ZOBACZ: Wojna na Ukrainie. Kadyrowiec chwalił się sukcesami. Zginął, prowadząc relację na TikToku
Ukraińskie siły zbrojne zabiły Czeczenów w walkach o Siewierodonieck na wschodzie Ukrainy.
Podczas trwającej wojny w Ukrainie oddziały kadyrowców zyskały przydomek "tiktokowego wojska". Wywiad Ukrainy podkreślał, że swoimi "sukcesami", często wymyślonymi, Czeczeni regularnie chwalą się w mediach społecznościowych, szczególnie na TikToku.
ZOBACZ: Wojna w Ukrainie. Kadyrowcy okradają Rosjan. Przechwycono nagranie
O tym, że "wojska tiktokowe" przywódcy Czeczenii Ramzana Kadyrowa walczyły już z pustymi budynkami i piwnicami, a "teraz dzielnie atakują powietrze", informowały niezależne rosyjskie i białoruskie media, takie jak m.in. Nastojaszczeje Wriemia i Nasza Niwa.
Wywiad: kadyrowcy mordują i zastraszają cywilów
Ukraiński wywiad podał w niedzielę, że w rosyjskiej agresji na Ukrainę brało udział około 2,5 tys. bojowników czeczeńskich.
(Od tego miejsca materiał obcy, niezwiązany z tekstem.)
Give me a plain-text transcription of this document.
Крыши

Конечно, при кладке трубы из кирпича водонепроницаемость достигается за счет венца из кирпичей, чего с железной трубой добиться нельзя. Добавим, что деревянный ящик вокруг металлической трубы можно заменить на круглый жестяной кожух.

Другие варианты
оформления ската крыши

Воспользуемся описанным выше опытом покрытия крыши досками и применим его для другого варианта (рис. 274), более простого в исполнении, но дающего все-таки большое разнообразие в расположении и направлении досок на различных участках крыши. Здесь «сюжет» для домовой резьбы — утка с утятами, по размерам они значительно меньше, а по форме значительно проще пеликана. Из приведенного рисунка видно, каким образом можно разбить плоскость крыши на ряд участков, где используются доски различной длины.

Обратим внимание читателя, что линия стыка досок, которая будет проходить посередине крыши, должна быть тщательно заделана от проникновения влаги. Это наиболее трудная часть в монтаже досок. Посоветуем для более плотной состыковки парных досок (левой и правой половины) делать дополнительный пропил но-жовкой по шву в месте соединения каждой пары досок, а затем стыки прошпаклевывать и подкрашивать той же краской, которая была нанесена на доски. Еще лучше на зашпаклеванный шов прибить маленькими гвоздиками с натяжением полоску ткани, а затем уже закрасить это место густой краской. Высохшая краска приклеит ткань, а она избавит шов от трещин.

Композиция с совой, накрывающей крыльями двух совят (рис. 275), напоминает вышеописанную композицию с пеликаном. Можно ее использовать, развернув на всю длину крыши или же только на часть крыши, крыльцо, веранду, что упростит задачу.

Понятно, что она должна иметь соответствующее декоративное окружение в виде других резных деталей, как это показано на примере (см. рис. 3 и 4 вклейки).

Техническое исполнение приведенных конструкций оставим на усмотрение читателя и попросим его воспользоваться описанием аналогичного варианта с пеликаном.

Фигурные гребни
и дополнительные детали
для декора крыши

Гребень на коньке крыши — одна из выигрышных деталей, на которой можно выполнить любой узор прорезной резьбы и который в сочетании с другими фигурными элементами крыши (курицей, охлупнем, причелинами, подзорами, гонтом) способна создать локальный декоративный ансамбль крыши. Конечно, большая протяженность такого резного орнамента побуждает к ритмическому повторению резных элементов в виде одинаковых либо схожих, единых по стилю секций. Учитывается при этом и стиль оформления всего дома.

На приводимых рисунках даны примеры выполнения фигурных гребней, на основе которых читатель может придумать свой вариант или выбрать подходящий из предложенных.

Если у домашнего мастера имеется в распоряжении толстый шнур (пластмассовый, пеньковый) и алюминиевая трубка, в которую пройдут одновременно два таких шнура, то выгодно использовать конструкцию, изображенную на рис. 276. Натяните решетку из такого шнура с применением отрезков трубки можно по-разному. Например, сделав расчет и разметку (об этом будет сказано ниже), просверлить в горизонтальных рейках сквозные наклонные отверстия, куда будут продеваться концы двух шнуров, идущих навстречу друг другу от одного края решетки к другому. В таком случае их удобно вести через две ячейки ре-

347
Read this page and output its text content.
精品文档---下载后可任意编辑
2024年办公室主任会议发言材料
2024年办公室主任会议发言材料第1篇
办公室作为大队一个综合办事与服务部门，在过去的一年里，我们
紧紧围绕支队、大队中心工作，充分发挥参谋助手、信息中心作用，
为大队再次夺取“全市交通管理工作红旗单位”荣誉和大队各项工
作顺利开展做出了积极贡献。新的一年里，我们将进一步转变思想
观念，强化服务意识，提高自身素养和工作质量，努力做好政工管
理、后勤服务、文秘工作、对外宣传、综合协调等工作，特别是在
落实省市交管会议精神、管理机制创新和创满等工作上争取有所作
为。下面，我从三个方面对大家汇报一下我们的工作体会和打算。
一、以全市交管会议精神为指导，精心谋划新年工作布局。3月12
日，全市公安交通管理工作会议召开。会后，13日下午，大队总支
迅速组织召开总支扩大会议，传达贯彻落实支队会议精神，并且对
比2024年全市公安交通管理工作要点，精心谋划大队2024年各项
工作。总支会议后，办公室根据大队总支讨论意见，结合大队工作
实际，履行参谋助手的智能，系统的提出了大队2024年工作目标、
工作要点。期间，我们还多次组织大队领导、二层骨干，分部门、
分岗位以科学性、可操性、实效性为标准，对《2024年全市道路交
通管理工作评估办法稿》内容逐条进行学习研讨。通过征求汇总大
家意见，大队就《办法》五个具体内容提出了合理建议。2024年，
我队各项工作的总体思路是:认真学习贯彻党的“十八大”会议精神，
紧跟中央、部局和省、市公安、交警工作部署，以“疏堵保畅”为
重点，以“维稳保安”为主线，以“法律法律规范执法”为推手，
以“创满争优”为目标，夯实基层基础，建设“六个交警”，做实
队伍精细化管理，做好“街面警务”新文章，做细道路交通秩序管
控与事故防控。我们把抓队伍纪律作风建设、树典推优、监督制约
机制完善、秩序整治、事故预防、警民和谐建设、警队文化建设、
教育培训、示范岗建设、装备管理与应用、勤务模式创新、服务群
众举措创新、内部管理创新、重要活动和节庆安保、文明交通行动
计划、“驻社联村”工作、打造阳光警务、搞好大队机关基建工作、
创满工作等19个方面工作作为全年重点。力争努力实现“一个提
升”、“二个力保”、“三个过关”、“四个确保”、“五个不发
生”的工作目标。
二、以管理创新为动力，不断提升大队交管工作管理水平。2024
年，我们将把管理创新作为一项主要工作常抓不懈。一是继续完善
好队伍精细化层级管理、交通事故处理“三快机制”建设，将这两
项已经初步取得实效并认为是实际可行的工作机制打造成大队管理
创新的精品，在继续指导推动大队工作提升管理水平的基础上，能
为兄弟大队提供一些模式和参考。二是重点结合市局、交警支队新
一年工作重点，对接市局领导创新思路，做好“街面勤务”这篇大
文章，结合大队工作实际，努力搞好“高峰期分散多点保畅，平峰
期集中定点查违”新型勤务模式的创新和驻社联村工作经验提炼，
Kadyrowcy zaczęli przedostawać się na terytorium Ukrainy już w pierwszych dniach wojny, a ich głównym zadaniem miało być zastraszenie i ludobójstwo. Przeszukiwali też mieszkania, zajmowali się grabieżami i rozbojem.
Oddziały czeczeńskich bojowników miały m.in. działać w podkijowskich Buczy, Hostomlu, Irpieniu, gdzie po zakończeniu rosyjskiej okupacji znaleziono setki ciał zabitych i torturowanych cywilów.
ZOBACZ: Wojna w Ukrainie. Seria kompromitacji czeczeńskich oddziałów Kadyrowa. "Tiktokowe wojska"
Według ustaleń śledczych kadyrowcy m.in. mieli torturować i mordować cywilów w piwnicy w Buczy.
Wyparci przez siły ukraińskie z okolic Kijowa i Czernihowa czeczeńscy najemnicy przemieszczali się w kierunku obwodu ługańskiego i Mariupola w obwodzie donieckim, gdzie kontynuowali grabieże i kręcili filmiki dla TikToka - podaje wywiad.
W komunikacie podano, że mimo pozorów wyszkolenia "nawet poza strefą aktywnych działań bojowych około stu z 2,5 tys. najemników zginęło, około 300 zostało rannych, a ponad 60 uciekło z Ukrainy, porzucając broń i amunicję".